Activity 1-5

Matrix Multiplication

For this lab activity, we will be using sum-products and then matrix multiplication to solve two sets of problems.

At the end of class, if you are done, please check this activity off with the TAs. Otherwise, please complete and share your spreadsheet with by the end of the day.

Task 1

We first want to use sum-products and matrix multiplication to calculate two individuals’ meal expenses.

1. Copy this spreadsheet into your Google drive. You’ll see matrix A, in pink, which provides the number of items purchased by Po and Master Shifu. You’ll also see matrix B, in blue, which lists the prices for the three items, for each of the two meals. Notice that the number of columns of A is equal to the number of rows of B. This is necessary for the matrix multiplication you’ll perform later.

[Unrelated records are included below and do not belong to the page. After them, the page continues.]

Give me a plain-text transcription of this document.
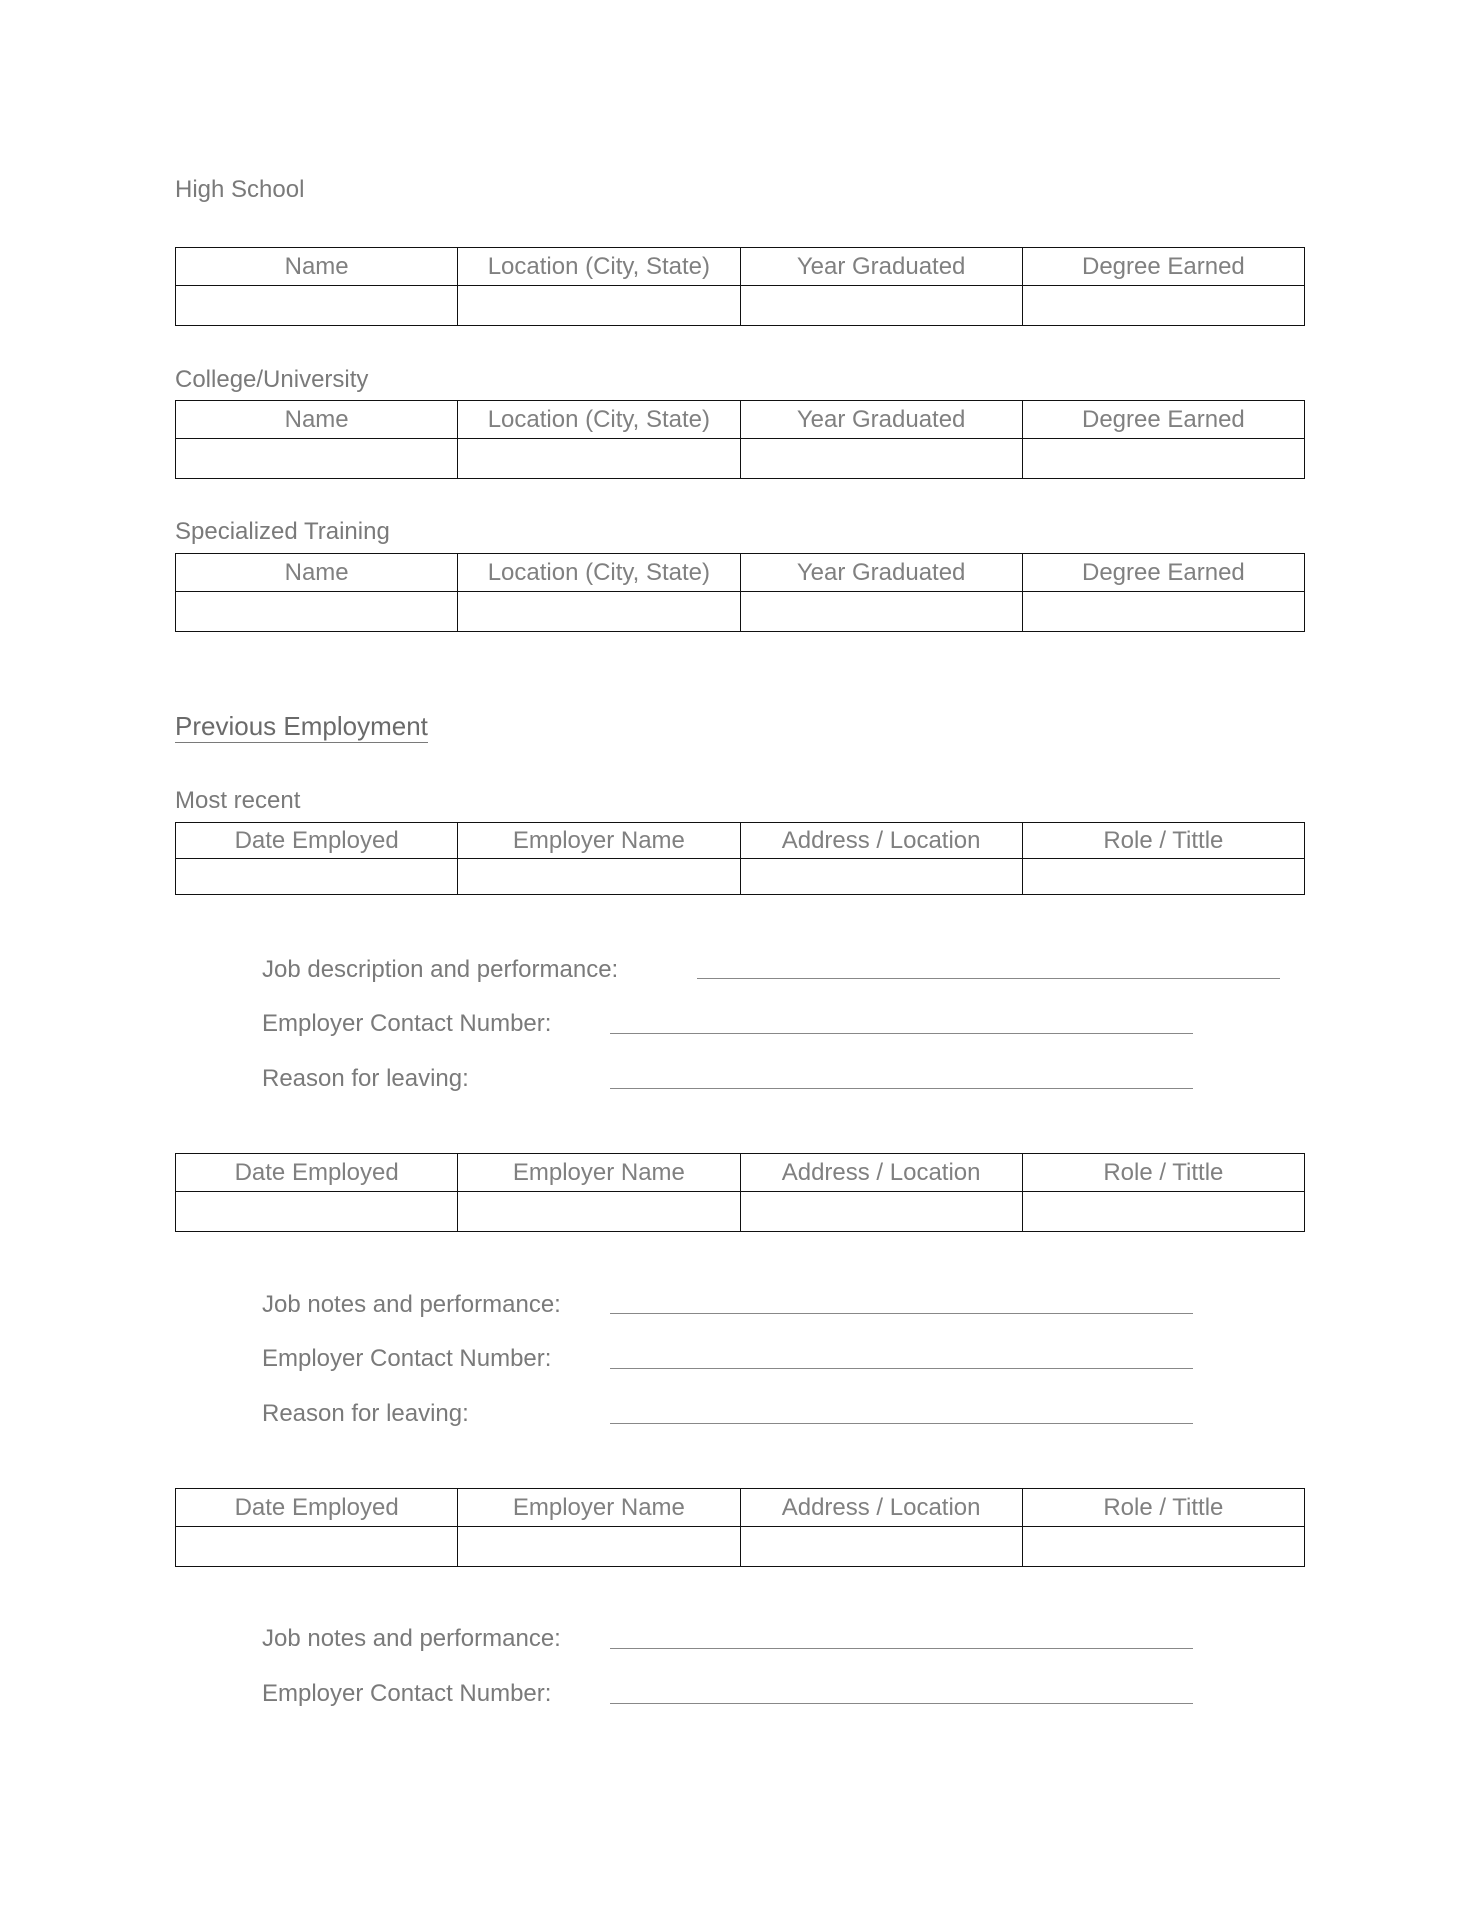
High School
Name	Location (City, State)	Year Graduated	Degree Earned

College/University
Name	Location (City, State)	Year Graduated	Degree Earned

Specialized Training
Name	Location (City, State)	Year Graduated	Degree Earned

Previous Employment
Most recent
Date Employed	Employer Name	Address / Location	Role / Tittle

Job description and performance:
Employer Contact Number:
Reason for leaving:
Date Employed	Employer Name	Address / Location	Role / Tittle

Job notes and performance:
Employer Contact Number:
Reason for leaving:
Date Employed	Employer Name	Address / Location	Role / Tittle

Job notes and performance:
Employer Contact Number:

2. You’ll now want to fill in the green cells in D14:E15. D14 will be for Po’s breakfast total, and D15 for Master Shifu’s breakfast total. Column E will be for their respective lunch totals. For these green cells, you should use SUMPRODUCT.

Start out with D14. You’ll want a SUMPRODUCT formula equivalent to (1 noodle bowl x $2) + (2 dumplings x $3) + (3 bean buns x $4), which evaluates to 20 dollars.

In general, when using SUMPRODUCT, you should pass in either two rows or two columns. In your case, your data is not in this format--you start out with a row (items) and a column (prices). Thus, you should use the TRANSPOSE function in one of the arguments, transforming your prices column into a row. Your function should look like:

SUMPRODUCT("row", TRANSPOSE("column")) where “row” and “column” are specified in the matrices.

Once you have obtained the correct result for D14, fill in the rest of the green table.

3. While the SUMPRODUCT formula you wrote wasn’t too complex, there’s a simpler way to find these same totals. Using MMULT (matrix multiplication), you can use one formula to compute all the possible row-column sum-products. You’ll fill in the yellow cells this way.

The general syntax for MMULT looks like:

MMULT(“array1”, “array2”). The number of columns in array1 must be the same as the number of rows in array2. Because MMULT is designed to work with both rows and columns, we do not need to transpose any data.

In D21, use the MMULT formula in which “array1” is Matrix A and “array2” is Matrix B. Your formula should fill in all 4 yellow cells, automatically calculating all the necessary sum-products.

Task 2

We’ll now use matrix multiplication to help us calculate students’ final grades for a course.

For this course, the professor has created two grading schemes. In determining a particular student’s final grade, the professor will use whichever scheme leads to a higher grade for that student (in this case, some students can be graded according to scheme 1, others according to scheme 2). For Scheme 1, all assignments are weighted relatively equally. For Scheme 2, the final is weighted more heavily.

On the Task2 sheet, you’ll see these two grading schemes and the students’ scores for each assignment.

For this task, you should calculate each student’s final grade under both Scheme 1 and Scheme 2. Then for each student, note which grading scheme leads to a higher final grade. You only need to use MMULT for this task. (You no longer need to call SUMPRODUCT).

Once you're done, please check off your lab with a TA or share your file with by midnight, 2/14.